Yes I think so, said the bus driver cowering like a dog whose owner slapped it a hell of a lot. Well I'm not surprised, her voice sounded like a slap.

Well it better be. After she said it her hubby touched her precious boobs.

He was a holy monk a Zen monk a wizard as well. We first arrived and he asked Etta and I, do you understand?

Uh uh, we said, shyly shaking our heads.

He had seven dogs maybe one for every day of the week their names are Bamboo, Symphony, Melody, Cuxa, Rocky, Rock and Golden.

Tracy's take

Steve's a man with a past, he has accidents, knee surgery, epilectic seizures, eyebrow splits. He sinks two cans of beer before nine. His breath is sickly sweet; an alcoholic, trembling.

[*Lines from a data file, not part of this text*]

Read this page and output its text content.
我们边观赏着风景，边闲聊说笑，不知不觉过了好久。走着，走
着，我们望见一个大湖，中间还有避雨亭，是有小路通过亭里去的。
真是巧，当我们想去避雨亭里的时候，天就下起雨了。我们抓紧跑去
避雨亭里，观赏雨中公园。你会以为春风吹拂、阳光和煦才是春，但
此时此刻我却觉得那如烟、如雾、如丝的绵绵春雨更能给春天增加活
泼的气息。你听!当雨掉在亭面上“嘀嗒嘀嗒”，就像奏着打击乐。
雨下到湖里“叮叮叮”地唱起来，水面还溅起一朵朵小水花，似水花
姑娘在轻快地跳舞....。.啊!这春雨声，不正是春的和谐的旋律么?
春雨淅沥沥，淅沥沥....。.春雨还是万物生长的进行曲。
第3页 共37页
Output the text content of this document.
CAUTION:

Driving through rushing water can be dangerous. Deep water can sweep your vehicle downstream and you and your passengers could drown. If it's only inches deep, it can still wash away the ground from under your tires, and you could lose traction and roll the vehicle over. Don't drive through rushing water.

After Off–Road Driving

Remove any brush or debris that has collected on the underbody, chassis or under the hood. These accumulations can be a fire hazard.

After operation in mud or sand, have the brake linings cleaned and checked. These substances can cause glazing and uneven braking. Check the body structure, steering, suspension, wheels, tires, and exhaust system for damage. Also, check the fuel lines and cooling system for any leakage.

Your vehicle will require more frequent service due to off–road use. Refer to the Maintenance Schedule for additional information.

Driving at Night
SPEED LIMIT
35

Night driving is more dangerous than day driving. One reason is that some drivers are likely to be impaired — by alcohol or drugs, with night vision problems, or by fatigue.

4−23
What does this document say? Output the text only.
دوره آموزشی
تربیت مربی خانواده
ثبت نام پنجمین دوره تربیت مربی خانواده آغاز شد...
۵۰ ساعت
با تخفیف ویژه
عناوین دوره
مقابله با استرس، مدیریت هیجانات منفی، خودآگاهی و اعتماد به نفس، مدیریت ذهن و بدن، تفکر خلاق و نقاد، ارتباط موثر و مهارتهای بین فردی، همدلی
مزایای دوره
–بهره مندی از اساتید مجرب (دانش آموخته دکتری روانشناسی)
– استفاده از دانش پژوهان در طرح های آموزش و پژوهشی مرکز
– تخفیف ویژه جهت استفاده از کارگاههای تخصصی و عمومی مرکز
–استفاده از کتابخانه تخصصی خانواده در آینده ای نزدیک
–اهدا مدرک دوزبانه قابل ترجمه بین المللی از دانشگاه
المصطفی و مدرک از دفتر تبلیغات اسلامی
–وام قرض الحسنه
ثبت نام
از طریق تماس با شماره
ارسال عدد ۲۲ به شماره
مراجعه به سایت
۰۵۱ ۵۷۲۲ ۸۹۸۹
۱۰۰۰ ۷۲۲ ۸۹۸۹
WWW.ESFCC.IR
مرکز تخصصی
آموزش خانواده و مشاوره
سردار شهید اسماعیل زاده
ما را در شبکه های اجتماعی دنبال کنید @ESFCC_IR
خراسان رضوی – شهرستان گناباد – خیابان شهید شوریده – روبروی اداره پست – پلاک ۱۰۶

Up early for the bus ride to Dalat, small bus we're squashed in, girls up front with nice couple, enjoying the journey. Miles of sand dunes, men building roads, breaking rocks by hand. A loud voice shrieks rudely at the driver, she's appalling. After her outburst the other passengers chat to change the atmosphere her ignorance creates. Foul-mouth pipes up again, you'd better sort it out. Billie and Etta notice her, it's a good lesson for them in how not to be, it might stick.

We visit the Dragon Pagoda, Linh Phuoc, a mosaic wonder, green and brown glass, broken china, a homage to recycling, it's stunning. There's a statue of the first female Buddha, Billie's impressed, we bow and light incense.

Later we visit Luc Thien, the artist monk, a paradox. His ego is as large as any artist I've met. His work is average at best, yet hundreds of thousands hang in his studio pagoda. Linguist, poet, musician too, no doubt very old, he looks like the grim reaper but Buddhist beauty twinkles in his eye.